When we added a few drops of strong base sodium hydroxide to this acid buffer, the dissociated OH ions can be consumed by weak acetic acid. Therefore, the pH of the buffer system remains unchanged.

Alkali Buffers

Alkali buffers are a mixture of a weak base and its salt. A mixture of ammonium hydroxide and ammonium chloride in a certain proportion is an example of an alkali buffer solution.

Buffer Action

The buffer action maintains a steady pH by adjusting the equilibrium between a weak acid or a weak base and its conjugate ions.

Let us consider the example of an acid buffer containing acetic acid and sodium acetate. When we added a small amount of strong acid to the above buffering system, the following reaction occurred,

H+ (added) + Ac (buffer) → HAc

Therefore, H+ is removed from the solution.

When a small amount of strong alkali added,

OH (added) + HAc (buffer) → H2O + Ac

Therefore, OH is removed from the solution.

pH of Buffer Solution

To calculate the pH of a buffer solution made up of a weak acid and its conjugate salt, we can apply the Henderson equation,

pH = pKa + log[salt]/[acid]

If the concentration of the salt and the acid in the above relation is the same,
we have, pH = pKa

Therefore, to make a buffer solution of a particular pH, we used a weak acid whose pKa is close to the desired pH value. For example, a buffer of pH around 5. A mixture of acetic acid (pKa = 4.74) and ammonium acetate will be a good choice.

Similarly, for alkali buffering,

pH = pKb + log[salt]/[base]

Where pKb = dissociation constant of the base. The above equation is used to calculate the pH of the alkali buffer solutions.

Buffer Capacity

The efficiency of a buffer action to resist the change in pH on the addition of a small amount of strong acid or base is quantitatively expressed by the term called buffer capacity (β).

Buffer capacity can be defined as,
β = db/d(pH)
or, β = − da/d(pH)

Where db and da are the moles of base or acid added to one liter of the solution to change the pH of the buffer by unity. Therefore, buffer capacity is the number of moles of acid or base that change the pH of the buffer solution by one unit.

Uses of Buffer

Buffer solutions are used widely in analytical chemistry, biological laboratories, and different types of industrial operations to maintain the desired pH range.

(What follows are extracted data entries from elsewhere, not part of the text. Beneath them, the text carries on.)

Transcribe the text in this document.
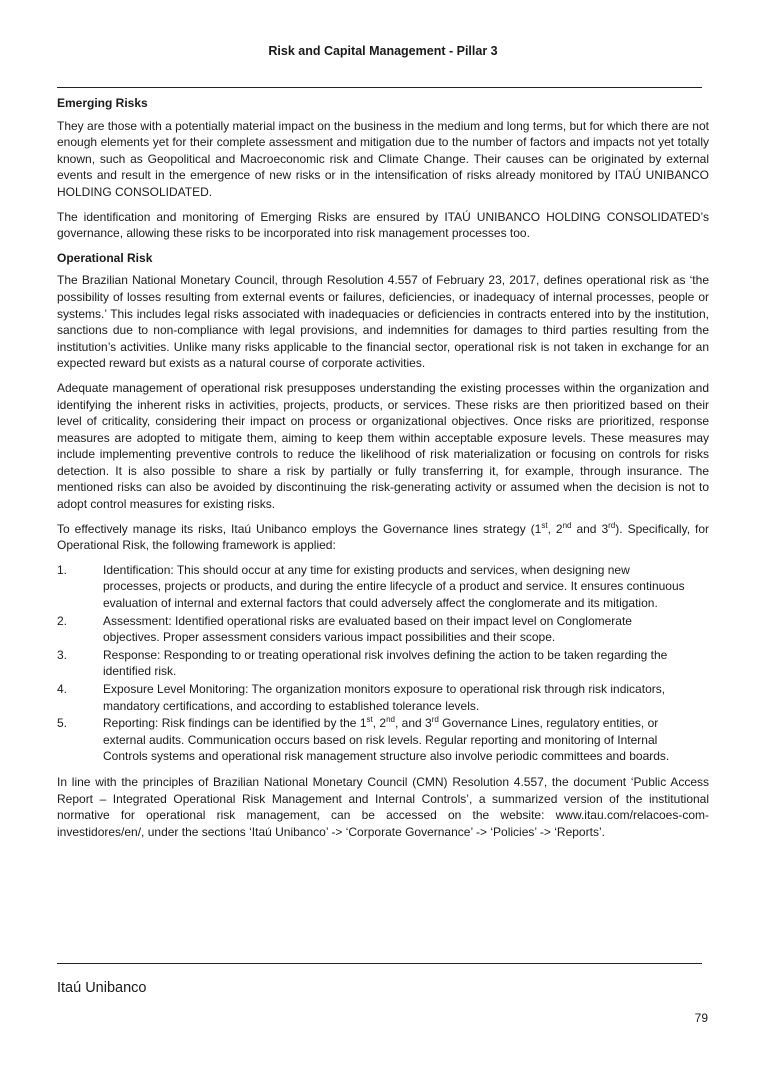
Risk and Capital Management - Pillar 3
Emerging Risks

They are those with a potentially material impact on the business in the medium and long terms, but for which there are not enough elements yet for their complete assessment and mitigation due to the number of factors and impacts not yet totally known, such as Geopolitical and Macroeconomic risk and Climate Change. Their causes can be originated by external events and result in the emergence of new risks or in the intensification of risks already monitored by ITAÚ UNIBANCO HOLDING CONSOLIDATED.

The identification and monitoring of Emerging Risks are ensured by ITAÚ UNIBANCO HOLDING CONSOLIDATED’s governance, allowing these risks to be incorporated into risk management processes too.

Operational Risk

The Brazilian National Monetary Council, through Resolution 4.557 of February 23, 2017, defines operational risk as ‘the possibility of losses resulting from external events or failures, deficiencies, or inadequacy of internal processes, people or systems.’ This includes legal risks associated with inadequacies or deficiencies in contracts entered into by the institution, sanctions due to non-compliance with legal provisions, and indemnities for damages to third parties resulting from the institution’s activities. Unlike many risks applicable to the financial sector, operational risk is not taken in exchange for an expected reward but exists as a natural course of corporate activities.

Adequate management of operational risk presupposes understanding the existing processes within the organization and identifying the inherent risks in activities, projects, products, or services. These risks are then prioritized based on their level of criticality, considering their impact on process or organizational objectives. Once risks are prioritized, response measures are adopted to mitigate them, aiming to keep them within acceptable exposure levels. These measures may include implementing preventive controls to reduce the likelihood of risk materialization or focusing on controls for risks detection. It is also possible to share a risk by partially or fully transferring it, for example, through insurance. The mentioned risks can also be avoided by discontinuing the risk-generating activity or assumed when the decision is not to adopt control measures for existing risks.

To effectively manage its risks, Itaú Unibanco employs the Governance lines strategy (1st, 2nd and 3rd). Specifically, for Operational Risk, the following framework is applied:

1.	Identification: This should occur at any time for existing products and services, when designing new processes, projects or products, and during the entire lifecycle of a product and service. It ensures continuous evaluation of internal and external factors that could adversely affect the conglomerate and its mitigation.
2.	Assessment: Identified operational risks are evaluated based on their impact level on Conglomerate objectives. Proper assessment considers various impact possibilities and their scope.
3.	Response: Responding to or treating operational risk involves defining the action to be taken regarding the identified risk.
4.	Exposure Level Monitoring: The organization monitors exposure to operational risk through risk indicators, mandatory certifications, and according to established tolerance levels.
5.	Reporting: Risk findings can be identified by the 1st, 2nd, and 3rd Governance Lines, regulatory entities, or external audits. Communication occurs based on risk levels. Regular reporting and monitoring of Internal Controls systems and operational risk management structure also involve periodic committees and boards.

In line with the principles of Brazilian National Monetary Council (CMN) Resolution 4.557, the document ‘Public Access Report – Integrated Operational Risk Management and Internal Controls’, a summarized version of the institutional normative for operational risk management, can be accessed on the website: www.itau.com/relacoes-com-investidores/en/, under the sections ‘Itaú Unibanco’ -> ‘Corporate Governance’ -> ‘Policies’ -> ‘Reports’.

Itaú Unibanco
79
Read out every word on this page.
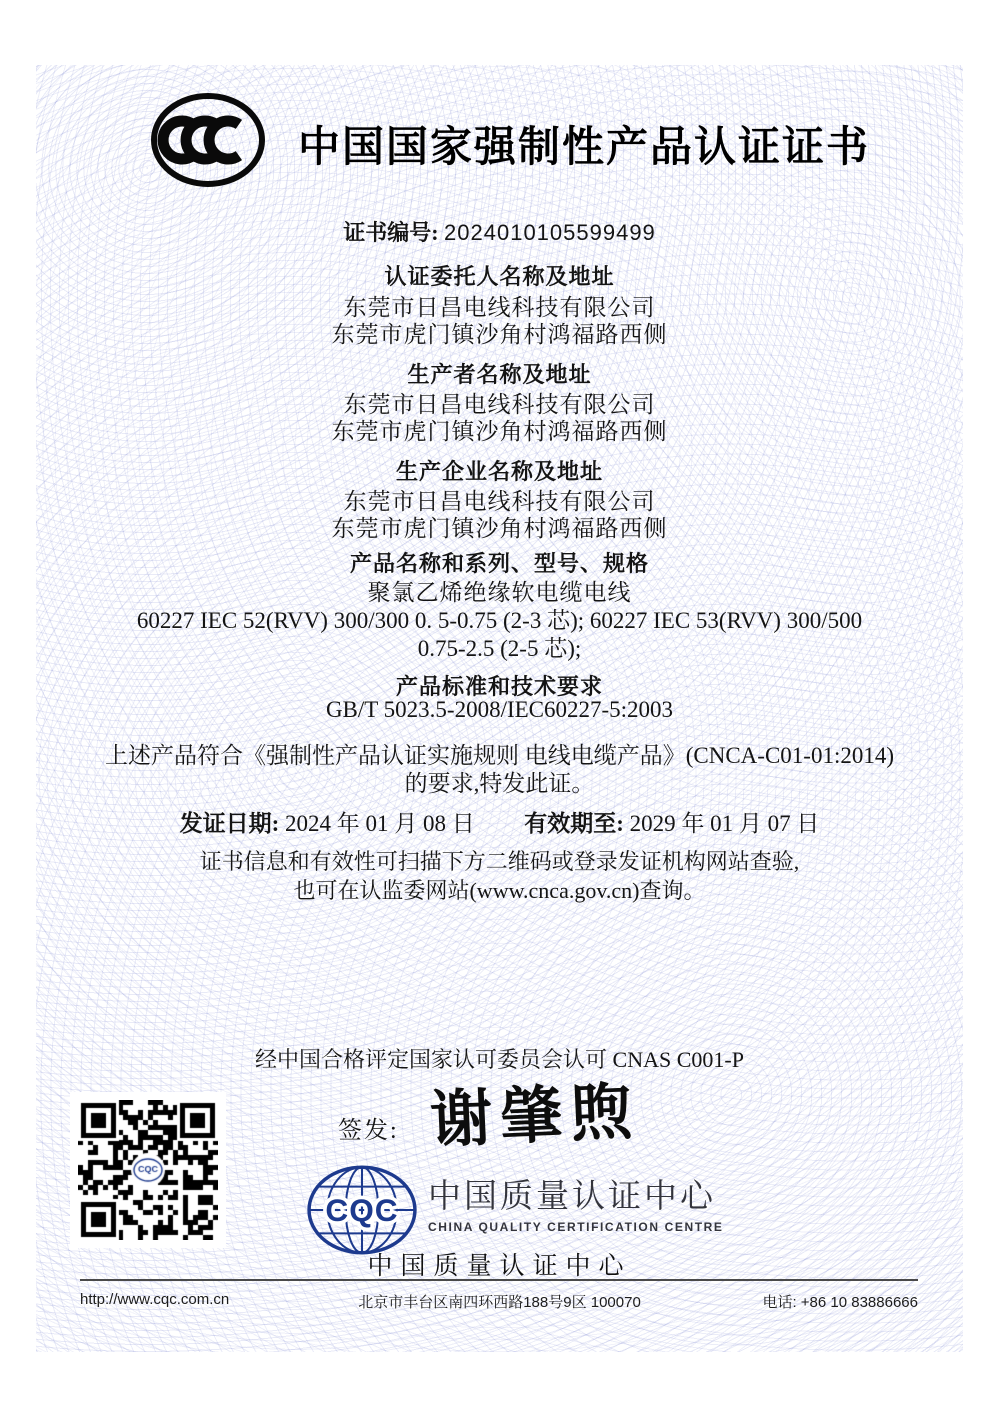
中国国家强制性产品认证证书
证书编号: 2024010105599499
认证委托人名称及地址
东莞市日昌电线科技有限公司
东莞市虎门镇沙角村鸿福路西侧
生产者名称及地址
东莞市日昌电线科技有限公司
东莞市虎门镇沙角村鸿福路西侧
生产企业名称及地址
东莞市日昌电线科技有限公司
东莞市虎门镇沙角村鸿福路西侧
产品名称和系列、型号、规格
聚氯乙烯绝缘软电缆电线
60227 IEC 52(RVV) 300/300 0. 5-0.75 (2-3 芯); 60227 IEC 53(RVV) 300/500
0.75-2.5 (2-5 芯);
产品标准和技术要求
GB/T 5023.5-2008/IEC60227-5:2003
上述产品符合《强制性产品认证实施规则 电线电缆产品》(CNCA-C01-01:2014)
的要求,特发此证。
发证日期: 2024 年 01 月 08 日 有效期至: 2029 年 01 月 07 日
证书信息和有效性可扫描下方二维码或登录发证机构网站查验,
也可在认监委网站(www.cnca.gov.cn)查询。
经中国合格评定国家认可委员会认可 CNAS C001-P
签发: 谢肇煦
CQC 中国质量认证中心
CHINA QUALITY CERTIFICATION CENTRE
中国质量认证中心
http://www.cqc.com.cn	北京市丰台区南四环西路188号9区 100070	电话: +86 10 83886666
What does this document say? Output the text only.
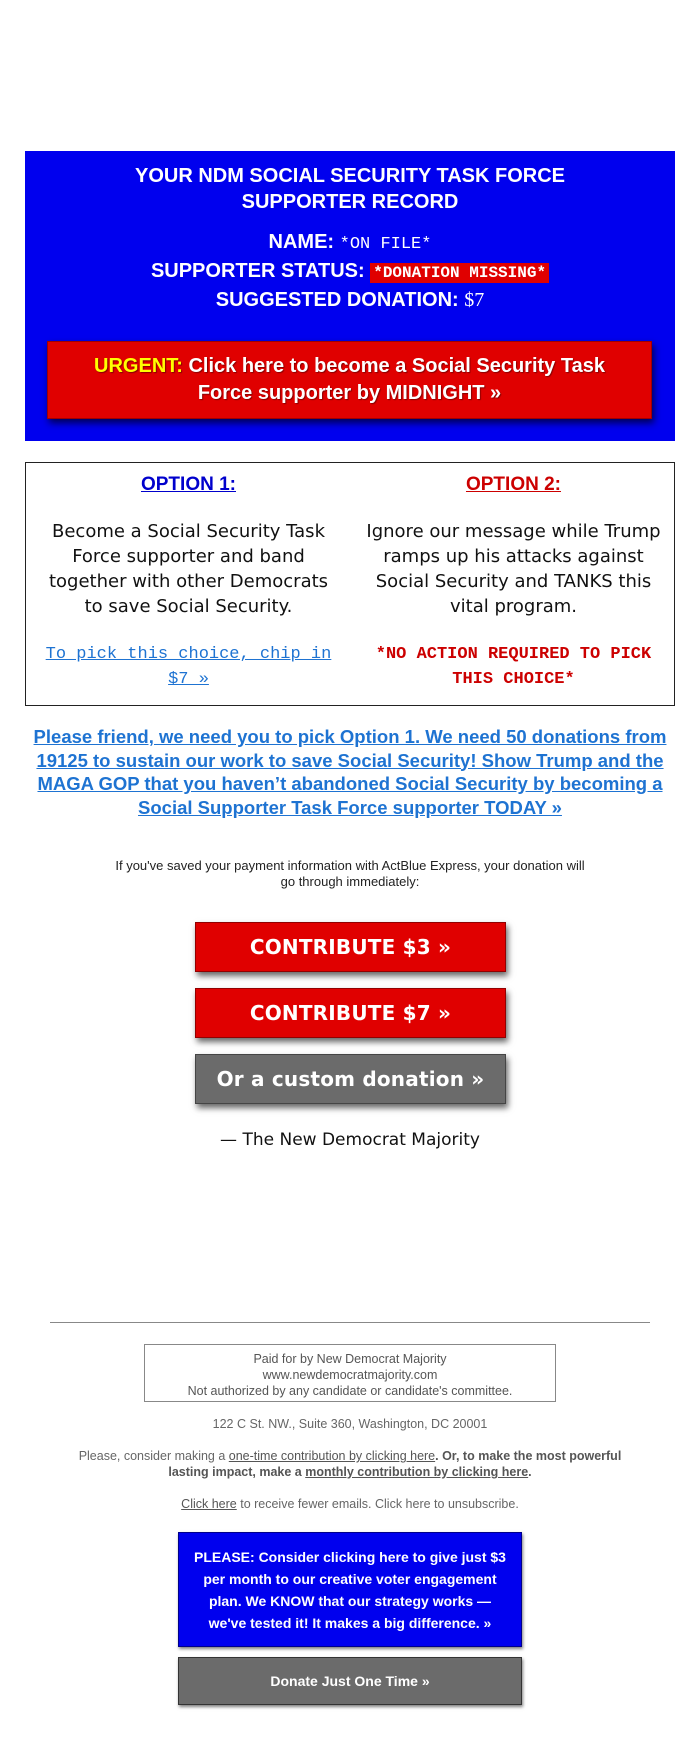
YOUR NDM SOCIAL SECURITY TASK FORCE
SUPPORTER RECORD
NAME: *ON FILE*
SUPPORTER STATUS: *DONATION MISSING*
SUGGESTED DONATION: $7
URGENT: Click here to become a Social Security Task Force supporter by MIDNIGHT »
OPTION 1:
Become a Social Security Task Force supporter and band together with other Democrats to save Social Security.
To pick this choice, chip in $7 »
OPTION 2:
Ignore our message while Trump ramps up his attacks against Social Security and TANKS this vital program.
*NO ACTION REQUIRED TO PICK THIS CHOICE*
Please friend, we need you to pick Option 1. We need 50 donations from 19125 to sustain our work to save Social Security! Show Trump and the MAGA GOP that you haven’t abandoned Social Security by becoming a Social Supporter Task Force supporter TODAY »
If you've saved your payment information with ActBlue Express, your donation will go through immediately:
CONTRIBUTE $3 »
CONTRIBUTE $7 »
Or a custom donation »
— The New Democrat Majority
Paid for by New Democrat Majority
www.newdemocratmajority.com
Not authorized by any candidate or candidate's committee.
122 C St. NW., Suite 360, Washington, DC 20001
Please, consider making a one-time contribution by clicking here. Or, to make the most powerful lasting impact, make a monthly contribution by clicking here.
Click here to receive fewer emails. Click here to unsubscribe.
PLEASE: Consider clicking here to give just $3 per month to our creative voter engagement plan. We KNOW that our strategy works — we've tested it! It makes a big difference. »
Donate Just One Time »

  • In analytical chemistry, many reactions in the laboratory are conducted within a narrow pH range. Buffer solutions are extensively used in these cases to maintain the desired pH range. Therefore, we used buffers in analytical chemistry for selective precipitation, solvent extraction, and titration of a particular compound.
  • Buffers come to aid chemistry when studying reaction rates at constant pH. For example, the oxidation of iodide ions by hydrogen peroxide is a pH dependent reaction. Therefore, when pH is maintained, it becomes possible to study the effect of the concentration of I.
  • Buffing is required for pH determinations by colorimetric method, standardization of glass electrodes, and other EMF measurements.
  • In the industrial chemical process, various operations are pH controlled. Therefore, we buffered such chemical processes to give the best results. Examples of such processes are electrodeposition of metals, tanning of leather, brewing of alcohols, manufacture of paper, etc.
  • Buffering actions are very useful in the biological system. Enzyme catalyzed reactions are highly selective to pH. Therefore, the effective pH range of enzyme catalyzed reaction is maintained by the buffers.
  • The pH of the human blood is controlled within the range of 7.3 to 7.5 by a buffer solution of carbonic acid and sodium carbonate.